I told him I would be happy to wait.
He looked at me with some suspicion, as if to say, don't you trust me with this?
I explained, "I want to watch you work on it. I want you to tell me about it."
And there I sat for the next several hours, in the company of a man who dearly loved fountain pens, as the candle burned down and he brought my grandpa's Parker back to life.
We spoke about that pen, and other pens, and all the pens he'd ever seen. And long after he was finished with the cap and the filler and the bladder, I was still there listening to him. It was more than just a writerly thing to do. I don't think Ivan charged me £10 for the work. I owe him so much more, just for the conversation.
And all these years later, using my grandpa's Parker to write this about him now, seems only fitting.
For many people, a fountain pen is a rite of passage — a gift for a special occasion, or a birthday or a graduation — a manageable step into the grown-up world of style, design and sophistication. Later, there may be watches, wine, carpets, paintings, cars and exotic lovers, hotel suites in mysteriously romantic cities where you tell someone, for the first time and outside in the rain, “I love you.”
But that first fountain pen is a luxury that befits youth.
For me at 16, already starting to write, that first fountain pen made me feel like a writer.
I have now owned my grandpa's Parker longer than he did, longer too than my grandmother did after him. I confess that, in weaker moments, I have amassed 30 or 40 other pens. My wife is aghast, although my kids – who are both talented and successful writers - are amused, especially when I hand over one of my pens and say, "Here, use this, it’s you.”
And, now, they have owned some of my pens longer than I owned them.

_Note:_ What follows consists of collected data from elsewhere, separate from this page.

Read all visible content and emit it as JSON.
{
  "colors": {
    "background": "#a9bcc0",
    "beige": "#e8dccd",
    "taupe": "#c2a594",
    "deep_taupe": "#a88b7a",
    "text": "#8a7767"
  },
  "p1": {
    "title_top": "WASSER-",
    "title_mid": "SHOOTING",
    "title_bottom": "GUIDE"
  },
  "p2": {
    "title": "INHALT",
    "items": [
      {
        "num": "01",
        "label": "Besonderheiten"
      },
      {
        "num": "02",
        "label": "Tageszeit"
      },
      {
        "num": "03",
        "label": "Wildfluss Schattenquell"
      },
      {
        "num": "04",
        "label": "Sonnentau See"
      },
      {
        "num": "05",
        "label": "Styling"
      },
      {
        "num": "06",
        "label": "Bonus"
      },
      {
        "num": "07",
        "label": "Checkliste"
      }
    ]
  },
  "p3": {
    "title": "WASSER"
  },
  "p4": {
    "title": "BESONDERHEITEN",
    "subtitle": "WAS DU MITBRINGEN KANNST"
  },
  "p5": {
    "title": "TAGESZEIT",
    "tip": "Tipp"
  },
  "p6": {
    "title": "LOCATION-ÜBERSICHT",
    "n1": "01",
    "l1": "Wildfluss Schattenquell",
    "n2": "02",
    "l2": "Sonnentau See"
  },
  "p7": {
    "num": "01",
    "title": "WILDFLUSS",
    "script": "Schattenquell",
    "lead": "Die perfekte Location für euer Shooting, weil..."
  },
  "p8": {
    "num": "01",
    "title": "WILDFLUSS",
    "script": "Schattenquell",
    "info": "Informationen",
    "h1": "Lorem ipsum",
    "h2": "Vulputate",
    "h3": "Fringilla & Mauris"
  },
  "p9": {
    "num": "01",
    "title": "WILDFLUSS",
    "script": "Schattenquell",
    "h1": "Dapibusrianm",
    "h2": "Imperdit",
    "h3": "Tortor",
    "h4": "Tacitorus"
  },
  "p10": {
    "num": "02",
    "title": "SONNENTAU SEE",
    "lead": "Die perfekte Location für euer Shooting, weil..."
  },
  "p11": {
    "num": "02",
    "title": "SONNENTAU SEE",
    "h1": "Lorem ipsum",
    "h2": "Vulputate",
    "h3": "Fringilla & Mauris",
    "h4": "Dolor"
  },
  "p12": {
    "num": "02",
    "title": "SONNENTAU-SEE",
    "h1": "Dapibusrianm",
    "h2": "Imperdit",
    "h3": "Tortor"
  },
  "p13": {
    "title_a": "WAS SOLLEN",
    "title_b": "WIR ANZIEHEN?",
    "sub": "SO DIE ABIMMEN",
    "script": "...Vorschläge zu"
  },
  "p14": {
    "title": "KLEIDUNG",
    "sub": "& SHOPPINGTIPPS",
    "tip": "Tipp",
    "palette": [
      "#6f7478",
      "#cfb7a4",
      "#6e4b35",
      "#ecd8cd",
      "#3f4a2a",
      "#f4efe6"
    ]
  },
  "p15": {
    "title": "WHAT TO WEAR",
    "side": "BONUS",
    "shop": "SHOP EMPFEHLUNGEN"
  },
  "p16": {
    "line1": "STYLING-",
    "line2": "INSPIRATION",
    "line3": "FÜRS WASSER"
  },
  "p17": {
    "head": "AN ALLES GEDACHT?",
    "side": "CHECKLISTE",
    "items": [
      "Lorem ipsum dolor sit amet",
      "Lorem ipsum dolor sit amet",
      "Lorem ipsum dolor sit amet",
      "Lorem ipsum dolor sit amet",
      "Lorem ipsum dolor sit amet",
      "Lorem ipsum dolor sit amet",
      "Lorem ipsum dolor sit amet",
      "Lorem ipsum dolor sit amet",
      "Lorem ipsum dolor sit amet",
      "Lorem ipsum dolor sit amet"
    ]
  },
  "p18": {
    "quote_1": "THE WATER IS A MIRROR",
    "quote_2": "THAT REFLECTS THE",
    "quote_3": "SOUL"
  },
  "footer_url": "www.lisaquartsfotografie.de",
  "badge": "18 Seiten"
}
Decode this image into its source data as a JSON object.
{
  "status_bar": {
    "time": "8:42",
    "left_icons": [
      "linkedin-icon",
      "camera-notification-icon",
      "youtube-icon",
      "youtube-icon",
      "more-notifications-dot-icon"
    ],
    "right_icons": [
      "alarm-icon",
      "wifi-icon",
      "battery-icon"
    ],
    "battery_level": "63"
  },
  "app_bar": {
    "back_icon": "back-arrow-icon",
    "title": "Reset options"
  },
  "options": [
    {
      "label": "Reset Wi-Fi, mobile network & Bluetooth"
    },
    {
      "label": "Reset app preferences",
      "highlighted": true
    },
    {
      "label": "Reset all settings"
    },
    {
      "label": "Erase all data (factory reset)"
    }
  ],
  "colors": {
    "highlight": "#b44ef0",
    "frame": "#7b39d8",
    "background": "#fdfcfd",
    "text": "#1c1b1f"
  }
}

None of my pens are ultra-rare. None are priceless. But then, mine is not a collection of pens. I have simply amassed an assortment of writer's tools - mostly Parkers like Victories, Challengers, 51s and a couple more Duofolds - plus a bunch of Montblancs, big heavy Montblancs and now and then a big Cross, all of which happen to be of a certain age.
These are not pens I keep in a case to look at. These are pens for those moments when a computer is too mechanical and remote. These are pens for taking notes and struggling with quarrelsome paragraphs and crossing out and rewriting and scribbling in margins.
And then there is my grandpa's Parker.
That's the one what I turn to when all else fails.
It still weighs big in my hand and effortlessly connects to my brain. It's an old pal who tells me the truth. It's a partner who won't allow me to fool myself. It’s a grandpa's knee where a wondrous little kid can feel safe and hear a story.
It's the pen that makes me feel like a writer. It's the pen that gives me the confidence to know that, with patience, the words will flow.
*****
Thank you so much for sharing this story! My dad was a "penist" and he taught me to love the flow of a fountain pen.
I used my Grandmother's 1928 Sheaffer Vintage White Dot Balance Carmine Red Fountain Pen to study for my PhD comps and dissertation prep in History. I loved the mini-ness, it felt so perfect when writing. I recently brought her to Laywine's to repair the bladder.
Thank you! My heart is filled with quiet joy for you.
I had a dear friend, now no longer with us who was gifted a fountain pen by his father. They were poor and lived on the wrong side of the tracks, literally if you know Winnipeg. Before opening, his Dad said: 'this could make you a million dollars.' It never did, but I always appreciated his beauifulo prose written on that pen.